Not exactly the fast track to success, right?
I hate that advice too. How am I supposed to build a career around playing Super Mario World and watching cat videos? (Of course, this doesn’t apply to my husband who actually does play video games for a living. Only in San Francisco.)
A better idea is to choose a path, not a destination.
This means to pick something you’d enjoy doing every day even if it’s not as much fun as whatever it is you do when the work day is over. That’s why it’s called “work.”
Whatever path you choose is just that—a path. It’s not your final destination because there is no endpoint. You’ll most likely change careers, move towns, and color your hair many, many, many times during your life.
As for my direction, I chose healthcare publishing, mostly because I was living in the Chicago area and I knew I’d have an easy time finding a job. But it wasn’t completely for the money or security. I’m passionate about healthcare and still have friends in the publishing world.

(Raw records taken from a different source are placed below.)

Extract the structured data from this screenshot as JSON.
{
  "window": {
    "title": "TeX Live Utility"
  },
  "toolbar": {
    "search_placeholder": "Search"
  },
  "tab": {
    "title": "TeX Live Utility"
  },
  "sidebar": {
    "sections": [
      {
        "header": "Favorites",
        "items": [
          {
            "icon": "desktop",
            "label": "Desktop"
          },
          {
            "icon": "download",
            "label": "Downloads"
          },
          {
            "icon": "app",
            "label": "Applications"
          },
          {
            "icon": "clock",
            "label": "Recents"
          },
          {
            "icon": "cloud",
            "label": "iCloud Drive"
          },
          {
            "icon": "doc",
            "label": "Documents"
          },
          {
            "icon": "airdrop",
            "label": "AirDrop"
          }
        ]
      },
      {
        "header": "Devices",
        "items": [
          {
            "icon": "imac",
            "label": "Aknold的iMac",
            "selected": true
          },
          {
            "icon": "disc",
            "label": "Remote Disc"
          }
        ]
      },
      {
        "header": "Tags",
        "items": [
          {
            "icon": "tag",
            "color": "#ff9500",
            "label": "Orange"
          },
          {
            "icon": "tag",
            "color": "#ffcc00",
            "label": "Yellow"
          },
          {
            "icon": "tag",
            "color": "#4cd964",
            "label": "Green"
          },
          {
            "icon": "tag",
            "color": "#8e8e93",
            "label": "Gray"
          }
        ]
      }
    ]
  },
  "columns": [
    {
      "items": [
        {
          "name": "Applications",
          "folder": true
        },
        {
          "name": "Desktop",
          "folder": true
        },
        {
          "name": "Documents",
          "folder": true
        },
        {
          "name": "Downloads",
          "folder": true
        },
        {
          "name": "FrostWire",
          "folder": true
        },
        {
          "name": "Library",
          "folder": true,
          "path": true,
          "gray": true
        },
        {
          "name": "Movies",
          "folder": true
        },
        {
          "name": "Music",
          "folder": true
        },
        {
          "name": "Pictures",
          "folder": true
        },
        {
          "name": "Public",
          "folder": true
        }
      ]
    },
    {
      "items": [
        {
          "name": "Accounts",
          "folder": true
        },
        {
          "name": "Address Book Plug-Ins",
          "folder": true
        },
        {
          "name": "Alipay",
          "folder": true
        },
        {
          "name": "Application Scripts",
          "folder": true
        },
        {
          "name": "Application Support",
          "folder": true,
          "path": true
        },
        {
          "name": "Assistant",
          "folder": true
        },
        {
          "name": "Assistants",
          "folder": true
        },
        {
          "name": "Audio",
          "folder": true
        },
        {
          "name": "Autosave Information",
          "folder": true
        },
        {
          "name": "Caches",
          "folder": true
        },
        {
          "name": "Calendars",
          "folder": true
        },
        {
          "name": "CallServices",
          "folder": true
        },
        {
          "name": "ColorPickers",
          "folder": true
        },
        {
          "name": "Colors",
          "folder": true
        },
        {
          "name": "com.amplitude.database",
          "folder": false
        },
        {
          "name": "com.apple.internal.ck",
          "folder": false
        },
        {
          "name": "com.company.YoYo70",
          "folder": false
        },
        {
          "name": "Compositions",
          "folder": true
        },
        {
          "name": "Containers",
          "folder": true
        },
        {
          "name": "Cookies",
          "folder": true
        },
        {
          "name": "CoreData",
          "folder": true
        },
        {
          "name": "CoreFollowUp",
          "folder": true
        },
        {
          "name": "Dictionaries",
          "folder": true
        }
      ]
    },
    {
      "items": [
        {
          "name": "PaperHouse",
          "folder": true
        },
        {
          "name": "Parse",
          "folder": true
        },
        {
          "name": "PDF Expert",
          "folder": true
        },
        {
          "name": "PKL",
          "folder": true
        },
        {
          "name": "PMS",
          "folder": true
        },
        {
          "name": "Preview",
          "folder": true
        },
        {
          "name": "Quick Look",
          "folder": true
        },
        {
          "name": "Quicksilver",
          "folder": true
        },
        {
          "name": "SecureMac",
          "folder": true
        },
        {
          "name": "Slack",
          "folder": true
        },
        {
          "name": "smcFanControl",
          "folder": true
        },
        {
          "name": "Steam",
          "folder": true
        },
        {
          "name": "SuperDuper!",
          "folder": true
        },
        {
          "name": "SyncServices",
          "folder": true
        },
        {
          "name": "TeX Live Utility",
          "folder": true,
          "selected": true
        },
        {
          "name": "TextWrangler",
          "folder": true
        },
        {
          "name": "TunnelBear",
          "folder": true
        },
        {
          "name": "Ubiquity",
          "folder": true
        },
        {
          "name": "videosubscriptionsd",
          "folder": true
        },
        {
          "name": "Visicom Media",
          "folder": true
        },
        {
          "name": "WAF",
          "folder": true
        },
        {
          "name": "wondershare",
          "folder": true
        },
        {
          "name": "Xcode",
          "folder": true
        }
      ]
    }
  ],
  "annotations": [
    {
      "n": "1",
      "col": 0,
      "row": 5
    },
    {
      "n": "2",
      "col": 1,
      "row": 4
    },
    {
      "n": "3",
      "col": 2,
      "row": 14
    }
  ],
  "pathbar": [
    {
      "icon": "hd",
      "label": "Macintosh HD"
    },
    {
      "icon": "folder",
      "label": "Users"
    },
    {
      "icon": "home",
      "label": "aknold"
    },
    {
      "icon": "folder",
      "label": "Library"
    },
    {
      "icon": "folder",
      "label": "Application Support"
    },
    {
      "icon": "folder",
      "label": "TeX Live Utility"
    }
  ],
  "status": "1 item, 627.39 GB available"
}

My job as an editor made me happy to go to work every day. And the skills I learned editing manuscripts has proven to be vital in my work as a coach where I edit people’s lives.
I like to think I’m making progress on the hierarchy of needs, especially since I’ve stopped letting other people (including my family) direct my life.
If you have no direction in your life, do these 3 things:
- Assess your basic needs and determine what’s holding you back.
- Make time for hobbies, passions, and self-care.
- Choose a path while knowing you can always choose another one later.